Posted on 10 August 2008 by John Biggs

None Of the Above watches are the creation of a young member of an old watch making family. Nicola Andreatta has been designing watches for his family’s business for a while, but wanted to move off in his own direction. Of course, being connected to the industry his whole life, he was in a good position to start up a new brand.
And the NOA Watches stand out. In three sizes, 44mm, 40mm, and 36mm (this last for the ladies), your choices have only begun. The contours under the crystal create a powerful appearance of depth, and this is enhanced with well raised marking on the face. NOA watches use proven ETA and Valjoux movements, combine forward design with solidly engineered movements. The line includes a handsome rose gold and black piece, an eye-catching, bold dive watch and several others and a broad range of limited production pieces.

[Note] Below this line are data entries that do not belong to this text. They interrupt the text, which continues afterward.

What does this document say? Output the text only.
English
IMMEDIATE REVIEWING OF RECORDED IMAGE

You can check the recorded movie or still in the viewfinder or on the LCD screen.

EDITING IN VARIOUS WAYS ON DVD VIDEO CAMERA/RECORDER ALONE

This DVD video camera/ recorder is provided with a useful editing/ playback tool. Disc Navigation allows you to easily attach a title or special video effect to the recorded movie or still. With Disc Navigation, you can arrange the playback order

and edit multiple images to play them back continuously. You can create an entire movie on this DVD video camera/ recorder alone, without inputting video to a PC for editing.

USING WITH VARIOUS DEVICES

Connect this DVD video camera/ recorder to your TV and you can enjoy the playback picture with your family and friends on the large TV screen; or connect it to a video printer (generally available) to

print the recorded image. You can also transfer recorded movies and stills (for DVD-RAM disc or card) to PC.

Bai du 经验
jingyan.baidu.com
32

The dive watch is the one that really caught my eye. The rotating bezel is under the crystal with a seperate crown to adjust it. The black and yellow color scheme is stunning. This makes for a really engaging appearence with a lot of presence.
With less than 50 retailers globally, seeing these in person can be a trick. As fortune would have it, I found myself in Washington D.C. with time to indulge my hobbies. Tiny Jewel Box on 1147 Conn. Ave is among this small group of dealers ( Special thanks to Jorge, their watch specialist for his patience with my questions, and his passion for NOA watches.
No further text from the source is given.